Osier willows really come into their own during the winter. Their finer branches are a striking orangey red colour, and once the leaves are down, these are especially visible. In a grey, wintery landscape where most of the colours are washed out, osiers willows stand out, wild and flaming. They are all the more glorious because what’s around them lacks for colour.

When the leaves are down, many trees are harder to identify, especially for the tree novice. Osier willows are easier to identify at this time of year. Willows are generally tricky to tell apart from each other. According to The Woodland Trust there are some 60 hybrids of osier willow grown in the UK alone. There are many different kinds of willow, and many hybrids as well. They take some getting to know. Willows favour damp places, and have a very long history of use in human crafts and constructions.

I have no idea whether what I grew up calling ‘pussy willow’ is really grey willow, or goat willow, or something else entirely!
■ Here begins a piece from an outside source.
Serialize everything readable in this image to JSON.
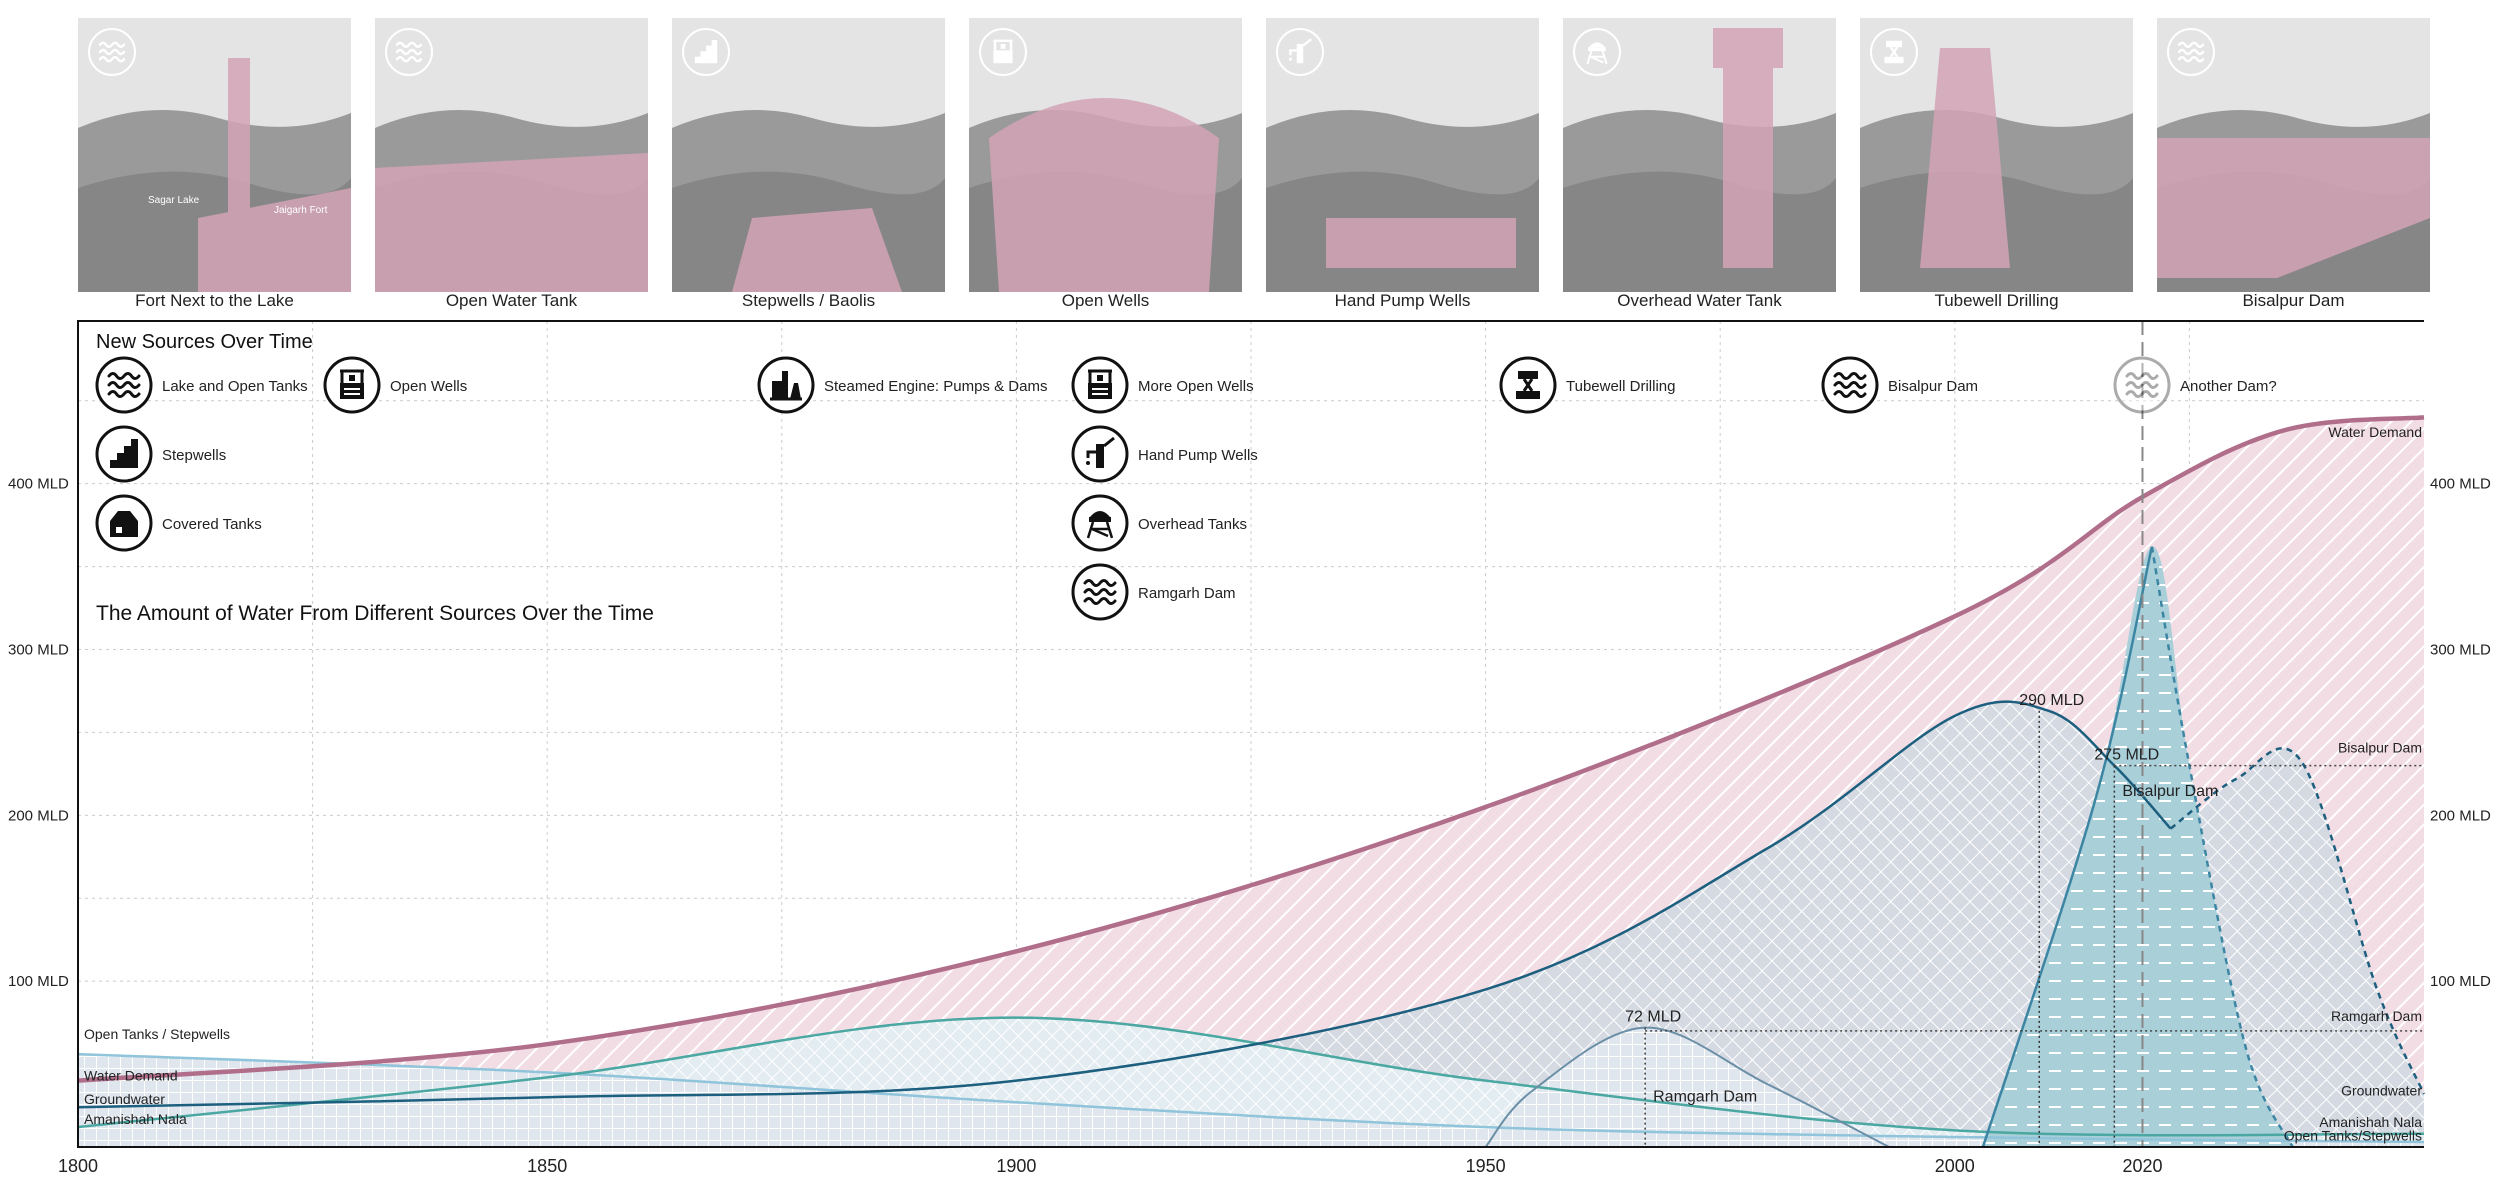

Willow is an amazing wood to work with; flexible, generous and fascinating. They are best harvested at this time of year when the sap is down, and can either be cut at ground level – coppicing – or cut at a higher point on the trunk – pollarding – as in the photo. Either way the cutting process means you get a lot of small stems the following year. If you pollard, then you have to keep doing it or the eventual weight of the many branches will tear the tree apart. The advantage of pollarding is that you can keep grazing livestock amongst the trees, benefiting from shade and shelter, but not eating all the new growth.